Batching for performance and cost

There's a happy side effect to routing everything through the outbox: the relay controls how events reach your analytics store.

Writing to ClickHouse or Cloudflare Analytics Engine one row at a time gets slow and expensive fast. Because every event first lands in the outbox, the relay can pull a hundred of them and ship them in a single HTTP call. That saves CPU time (money) and network overhead, and it smooths out spikes, all without your request handlers knowing or caring.

The trade-offs

No architecture is free. The honest costs of an outbox:

• Write amplification. Every logical event is now an extra INSERT in your SQL database. Under extreme write pressure, that can become a bottleneck.
• Latency. Events don't appear in ClickHouse the millisecond they happen. There's a natural delay set by how often your relay runs.
• Infrastructure. You need a worker draining the outbox. It's one more moving part to operate and monitor.

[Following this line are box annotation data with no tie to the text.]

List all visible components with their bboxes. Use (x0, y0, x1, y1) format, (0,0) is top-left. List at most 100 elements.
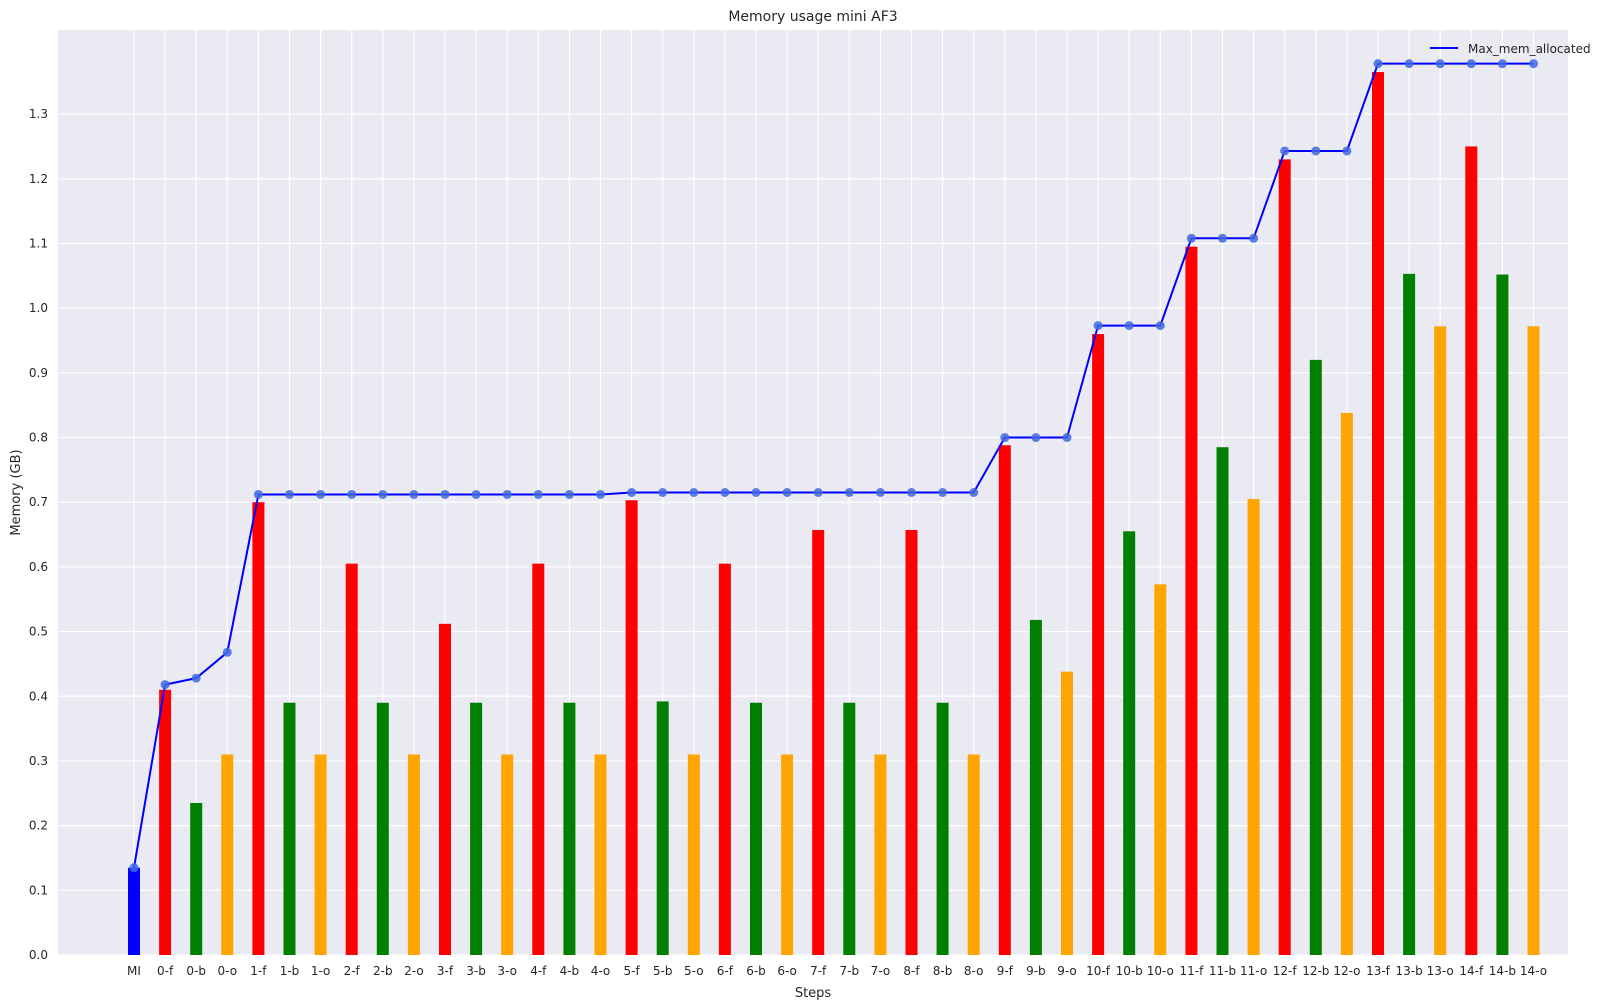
x-tick-label-3-b: 3-b (466, 964, 486, 978)
max-mem-point-5-b (658, 488, 668, 497)
max-mem-point-7-o (875, 488, 885, 497)
bar-11-o (1247, 498, 1260, 955)
bar-2-b (376, 702, 389, 955)
bar-4-o (594, 754, 607, 955)
bar-1-b (283, 702, 296, 955)
bar-10-b (1123, 531, 1136, 955)
max-mem-point-6-f (720, 488, 730, 497)
y-axis-label: Memory (GB) (9, 449, 24, 535)
bar-4-b (563, 702, 576, 955)
bar-1-f (252, 502, 265, 955)
max-mem-point-11-o (1249, 233, 1259, 243)
x-tick-label-7-f: 7-f (810, 964, 827, 978)
y-tick-label: 0.6 (29, 560, 48, 574)
max-mem-point-10-b (1124, 321, 1134, 331)
max-mem-line-group (129, 59, 1538, 873)
max-mem-point-2-b (378, 489, 388, 499)
max-mem-line (133, 62, 1534, 868)
max-mem-point-4-o (596, 489, 605, 499)
y-tick-label: 0.5 (29, 625, 48, 639)
y-tick-label: 0.7 (29, 495, 48, 509)
max-mem-point-MI (129, 863, 139, 873)
bar-3-b (470, 702, 483, 955)
y-tick-label: 0.4 (29, 689, 48, 703)
x-axis-label: Steps (795, 986, 832, 1001)
bar-9-f (998, 445, 1011, 955)
bar-3-f (439, 623, 451, 955)
bars-group (128, 72, 1540, 956)
bar-11-f (1185, 246, 1198, 955)
max-mem-point-0-o (222, 647, 232, 657)
x-tick-label-0-o: 0-o (218, 964, 238, 978)
max-mem-point-8-o (969, 488, 979, 497)
max-mem-point-7-f (813, 488, 823, 497)
x-tick-label-3-f: 3-f (437, 964, 454, 978)
max-mem-point-9-o (1062, 433, 1072, 443)
x-tick-label-9-b: 9-b (1026, 964, 1046, 978)
bar-9-b (1029, 619, 1042, 955)
legend-entry-max-mem-allocated: Max_mem_allocated (1468, 42, 1591, 56)
max-mem-point-7-b (844, 488, 854, 497)
max-mem-point-13-b (1404, 59, 1414, 69)
bar-6-o (781, 754, 794, 955)
bar-9-o (1061, 671, 1073, 955)
bar-14-b (1496, 274, 1509, 955)
max-mem-point-10-f (1093, 321, 1103, 331)
bar-13-f (1372, 72, 1384, 955)
bar-8-f (905, 530, 918, 955)
x-tick-label-5-o: 5-o (684, 964, 704, 978)
x-tick-label-2-f: 2-f (344, 964, 361, 978)
bar-10-f (1092, 334, 1105, 955)
x-tick-label-MI: MI (127, 964, 141, 978)
x-tick-label-10-o: 10-o (1147, 964, 1174, 978)
bar-8-b (936, 702, 949, 955)
x-tick-label-6-o: 6-o (777, 964, 797, 978)
bar-0-f (159, 689, 172, 955)
max-mem-point-3-b (471, 489, 481, 499)
x-tick-label-8-o: 8-o (964, 964, 984, 978)
max-mem-point-4-f (533, 489, 543, 499)
max-mem-point-6-b (751, 488, 761, 497)
max-mem-point-14-b (1497, 59, 1507, 69)
max-mem-point-10-o (1155, 321, 1165, 331)
x-tick-label-0-b: 0-b (186, 964, 206, 978)
x-tick-label-8-b: 8-b (933, 964, 953, 978)
bar-6-f (718, 563, 731, 955)
x-tick-label-2-o: 2-o (404, 964, 424, 978)
bar-14-f (1465, 146, 1478, 955)
max-mem-point-4-b (564, 489, 574, 499)
x-tick-label-3-o: 3-o (497, 964, 517, 978)
bar-7-o (874, 754, 887, 955)
max-mem-point-11-b (1218, 233, 1227, 243)
y-tick-label: 1.2 (29, 172, 48, 186)
x-tick-label-10-b: 10-b (1116, 964, 1143, 978)
x-tick-label-5-f: 5-f (623, 964, 640, 978)
max-mem-point-8-b (938, 488, 948, 497)
legend: Max_mem_allocated (1430, 42, 1591, 56)
y-tick-label: 0.8 (29, 431, 48, 445)
bar-13-o (1434, 326, 1447, 955)
x-tick-label-12-f: 12-f (1273, 964, 1298, 978)
y-tick-label: 0.0 (29, 948, 48, 962)
max-mem-point-1-b (285, 489, 294, 499)
x-tick-label-4-b: 4-b (560, 964, 580, 978)
y-tick-label: 0.9 (29, 366, 48, 380)
bar-10-o (1154, 584, 1167, 955)
max-mem-point-3-o (502, 489, 512, 499)
x-tick-label-9-f: 9-f (997, 964, 1014, 978)
bar-5-f (625, 500, 638, 955)
max-mem-point-1-o (316, 489, 326, 499)
bar-MI (128, 867, 140, 955)
x-tick-label-14-o: 14-o (1520, 964, 1547, 978)
x-tick-label-13-b: 13-b (1395, 964, 1422, 978)
bar-2-f (345, 563, 358, 955)
x-tick-label-7-o: 7-o (871, 964, 891, 978)
bar-7-f (812, 530, 825, 955)
x-tick-label-11-o: 11-o (1240, 964, 1267, 978)
x-tick-label-12-o: 12-o (1333, 964, 1360, 978)
y-tick-label: 0.3 (29, 754, 48, 768)
max-mem-point-5-f (627, 488, 637, 497)
x-tick-label-9-o: 9-o (1057, 964, 1077, 978)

For an audit pipeline, these are easy trade-offs to make. A few milliseconds of write amplification and a little delivery lag, in exchange for never losing a security event.

What you actually get

• Compliance. You can tell an auditor, truthfully, that every password change is logged. Not "almost always". Every one.
• Debuggability and zero data loss. If ClickHouse is down for two hours, events simply accumulate in your SQL database and flush when it comes back. Nothing is dropped.

Plenty of auth libraries advertise that they're "edge-ready" without mentioning what happens to your audit log when their call to Segment or Datadog times out. NextAuth/Auth.js and similar libraries tend to leave audit logging to you, and a quick await in an API route is a fire-and-forget that's wide open to mid-execution crashes. The big SaaS platforms (Auth0, Okta) almost certainly do something like this internally. They just hide it behind their APIs.

We'd rather be transparent about it, because the developers who care about SOC 2 and GDPR are exactly the ones who need their audit logs to be complete. In AuthHero, we don't trust the network. We trust the transaction.